Em momentos decisivos da luta em Angola contra o imperialismo e o racismo se produziu uma dessas contradições, que se derivou da nossa participação directa naquela contenda e do facto de que as nossas forças não só lutavam, mas também instruíam cada ano a milhares de combatentes angolanos, aos quais apoiávamos na sua luta contra as forças pró-ianques e pró-racistas sul-africanos. Um militar soviético era o assessor do governo e planificava o emprego das forças angolanas. Não obstante discrepávamos, em um ponto que era importante: a reiterada frequência com que era defendido o critério errado de empregar naquele país as tropas angolanas melhor treinadas a quase mil e quinhentos quilómetros de distância de Luanda, a capital, pela concepção própria de outro tipo de guerra, nada parecida à de carácter subversivo e de guerrilha dos contra-revolucionários angolanos. Na verdade, não existia uma capital da UNITA, nem Savimbi tinha um ponto onde resistir, tratava-se de uma isca da racista África do Sul que servia apenas para atrair àquele lugar as melhores e mais abastecidas tropas angolanas para golpeá-las a seu bel-prazer. Portanto, éramos opostos a tal conceito que em mais de uma ocasião foi aplicado até a última em que se demandou bater o inimigo com as nossas próprias forças o que originou a batalha de Cuito Cuanavale. Direi que aquele prolongado enfrentamento militar contra o exército sul-africano ocorreu a raiz da última ofensiva contra a suposta “capital de Savimbi” —em um canto longínquo da fronteira de Angola, África do Sul e a Namíbia ocupada—, para onde as valentes forças angolanas, partindo de Cuito Cuanavale, antiga base militar desactivada da NATO, ainda que bem equipadas com os carros blindados mais novos, tanques e outros meios de combate, iniciavam a sua marcha de centenas de quilómetros rumo à suposta capital contra-revolucionária. Os nossos audazes pilotos de combate os apoiavam com os Mig-23 quando estavam ainda dentro do seu rádio de acção.    
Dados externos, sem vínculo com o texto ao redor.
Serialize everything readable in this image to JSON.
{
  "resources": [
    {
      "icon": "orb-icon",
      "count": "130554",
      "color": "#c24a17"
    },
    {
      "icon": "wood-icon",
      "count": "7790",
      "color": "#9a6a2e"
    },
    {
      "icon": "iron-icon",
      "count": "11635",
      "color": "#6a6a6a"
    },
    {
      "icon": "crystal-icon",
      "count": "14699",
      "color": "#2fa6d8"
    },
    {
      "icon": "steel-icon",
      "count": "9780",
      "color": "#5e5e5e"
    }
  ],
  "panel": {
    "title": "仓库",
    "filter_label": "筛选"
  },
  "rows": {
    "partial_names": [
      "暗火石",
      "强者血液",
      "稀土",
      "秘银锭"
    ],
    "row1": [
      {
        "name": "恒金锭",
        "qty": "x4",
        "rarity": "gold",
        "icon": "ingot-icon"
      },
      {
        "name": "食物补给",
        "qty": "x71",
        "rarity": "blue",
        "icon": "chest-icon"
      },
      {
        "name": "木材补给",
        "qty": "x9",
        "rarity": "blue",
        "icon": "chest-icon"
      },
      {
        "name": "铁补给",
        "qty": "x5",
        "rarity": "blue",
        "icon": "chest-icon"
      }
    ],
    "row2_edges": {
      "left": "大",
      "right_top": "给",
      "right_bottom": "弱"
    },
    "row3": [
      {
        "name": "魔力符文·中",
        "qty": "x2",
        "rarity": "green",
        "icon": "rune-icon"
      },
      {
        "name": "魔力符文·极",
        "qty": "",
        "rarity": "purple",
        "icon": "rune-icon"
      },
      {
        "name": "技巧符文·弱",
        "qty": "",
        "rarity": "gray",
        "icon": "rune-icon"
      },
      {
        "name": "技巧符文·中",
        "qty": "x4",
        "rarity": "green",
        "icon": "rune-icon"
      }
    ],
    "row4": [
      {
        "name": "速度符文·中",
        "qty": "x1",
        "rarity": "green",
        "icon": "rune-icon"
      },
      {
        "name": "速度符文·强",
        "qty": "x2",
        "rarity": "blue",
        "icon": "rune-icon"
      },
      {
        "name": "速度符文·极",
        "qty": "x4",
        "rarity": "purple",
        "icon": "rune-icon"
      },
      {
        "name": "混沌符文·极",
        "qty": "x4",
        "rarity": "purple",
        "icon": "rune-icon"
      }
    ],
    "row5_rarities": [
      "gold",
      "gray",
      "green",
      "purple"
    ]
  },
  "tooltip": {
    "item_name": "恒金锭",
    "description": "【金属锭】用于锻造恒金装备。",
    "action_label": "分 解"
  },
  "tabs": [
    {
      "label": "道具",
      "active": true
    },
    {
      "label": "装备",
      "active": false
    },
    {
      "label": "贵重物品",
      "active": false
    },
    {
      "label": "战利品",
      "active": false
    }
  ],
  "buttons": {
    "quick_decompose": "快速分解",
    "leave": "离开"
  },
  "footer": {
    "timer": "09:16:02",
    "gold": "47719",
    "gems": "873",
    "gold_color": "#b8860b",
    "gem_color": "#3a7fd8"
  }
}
Quando ultrapassavam aqueles limites, o inimigo batia fortemente os valorosos soldados das FAPLA com os seus aviões de combate, a sua artilharia pesada e as suas bem equipadas forças terrestres, ocasionando quantiosas baixas em mortos e feridos. Mas desta vez se encaminhavam, na perseguição das golpeadas brigadas angolanas, rumo à antiga base militar da NATO. 

As unidades angolanas recuavam em uma frente de vários quilómetros de largo com fendas de quilómetros de separação entre elas. Devido à gravidade das perdas e ao perigo que podia derivar-se delas, com certeza se produziria a solicitação habitual do assessoramento ao Presidente de Angola para que apelasse ao apoio cubano, e assim aconteceu. A resposta firme desta vez foi que tal solicitação seria aceite apenas se todas as forças e meios de combate angolanos na Frente Sul se subordinassem ao mando militar cubano. O resultado imediato foi que era aceite aquela condição.  

Com rapidez foram mobilizadas as forças em função da batalha de Cuito Cuanavale, onde os invasores sul-africanos e as suas armas sofisticadas chocaram contra as unidades blindadas, a artilharia convencional e os Mig-23 tripulados pelos audazes pilotos da nossa aviação. A artilharia, tanques e outros meios angolanos localizados naquele ponto que careciam de pessoal foram colocados em prontidão combativa por pessoal cubano. Os tanques angolanos que na sua retirada não podiam vencer o obstáculo do caudaloso rio Queve, a Leste da antiga base da NATO —cuja ponte tinha sido destruída semanas antes por um avião sul-africano sem piloto, carregado de explosivos— foram enterrados e rodeados de minas anti-pessoal e anti-tanques. As tropas sul-africanas que avançavam se toparam a pouca distância com uma barreira incontornável contra a qual se espatifaram. Dessa forma com um mínimo de baixas e condições vantajosas, as forças sul-africanas foram contundentemente derrotadas naquele território angolano.  

Mas a luta não tinha concluído, o imperialismo com a cumplicidade de Israel tinha convertido África do Sul em um país nuclear. Cabia-lhe ao nosso exército, pela segunda vez, o risco de se tornar alvo desse tipo de arma. Mas esse ponto, com todos os elementos de juízo pertinentes, está por ser elaborado e talvez possa ser escrito nos meses vindouros.

Quais foram os acontecimentos de ontem à noite que originaram esta prolongada análise? Dois factos, a meu ver, de especial transcendência:

A partida da primeira Brigada Médica Cubana rumo a África a lutar contra o Ébola e o brutal assassinato em Caracas, Venezuela, do jovem deputado revolucionário Robert Serra.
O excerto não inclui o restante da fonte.